As soon as I ducked under the overturned yacht sheltering hole No. 8, I declared it my favorite.
My preference had nothing to do with cup placement, green condition, difficulty level, or anything mini-golf-related at all. I just appreciated the way the Chris-Craft Roamer’s hull created a surprise private space, and how the sun streamed in through 100-some multicolored resin-filled holes, making it feel like you were putting inside a disco ball.
That’s the type of art-meets-golf experience that Big Stone Mini Golf and Sculpture Gardens, on 17 acres in Minnetrista, was designed to deliver. Sculptures not only overlap onto the course, they are the course, with strategically placed logs, boulders and artwork mingling to create obstacles, challenges and fine places to sit. It’s all shaded in enough pines and hardwoods to give a relaxing North Woods vacation feel. Add in farm animals, picnic spots, a free s’more setup and lots of outdoor games, and Big Stone holds the promise of hours well spent.

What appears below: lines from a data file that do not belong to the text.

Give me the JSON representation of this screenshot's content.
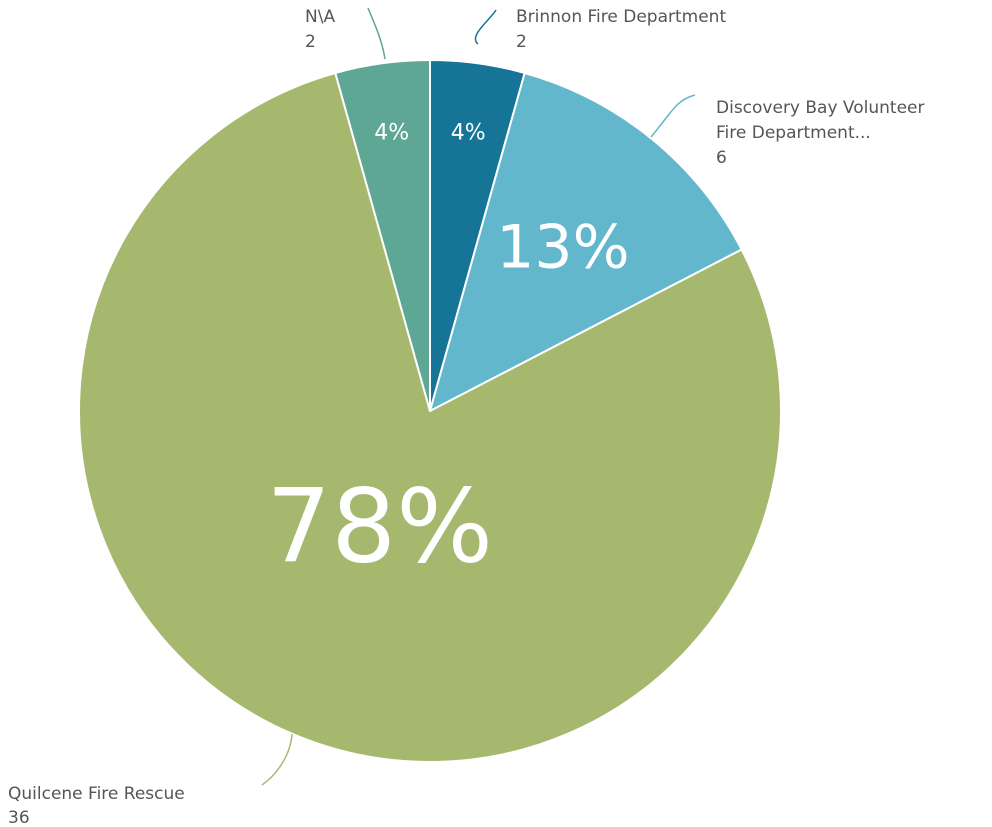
{
  "chart_data": {
    "type": "pie",
    "title": "",
    "start_angle_deg": 0,
    "direction": "clockwise",
    "slices": [
      {
        "name": "Brinnon Fire Department",
        "value": 2,
        "percent_label": "4%",
        "color": "#167497"
      },
      {
        "name": "Discovery Bay Volunteer Fire Department...",
        "name_lines": [
          "Discovery Bay Volunteer",
          "Fire Department..."
        ],
        "value": 6,
        "percent_label": "13%",
        "color": "#62b7cc"
      },
      {
        "name": "Quilcene Fire Rescue",
        "value": 36,
        "percent_label": "78%",
        "color": "#a5b86e"
      },
      {
        "name": "N\\A",
        "value": 2,
        "percent_label": "4%",
        "color": "#5ea794"
      }
    ]
  }
}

Big Stone is the vision, work and life of Bruce Stillman, who began selling sculptures at the Uptown Art Fair at age 16. In 1991, he laid eyes on the original farmhouse, hills and hayfield — “a blank canvas,” Stillman calls it — of this former dairy farm on the metro’s edge.
Stillman instinctively dreams up unique uses for things, which led to a revelation: Why not mini-golf holes as sculptures? “I decided to do an example at the farm, and once I started, I knew this is where it’s got to be,” he said.
He created hole after hole on intuition, skimming off a pile of felled trees to create Hole No. 1, aka “Dead Tree Forest,” and stripping down and customizing the Chris-Craft standout, cheekily christened “Holey Ship.” The course opened in 2004, and proceeds help finance the sculpture garden.

Just golfing a round
I arrived with my teenage son and three of his friends on a steamy weekday afternoon. The boys promptly began working the course, which meant not only golfing, but also occasionally stump-standing and boulder-climbing.
Parents pushed strollers and ran after young ones. A group of friends chatted and lingered in the dappled sunlight. One person issued a pep talk to the final golfer in their party who faced down Hole 6’s hollowed-out log, angled into a craggy boulder: “Grandma, you can do it!”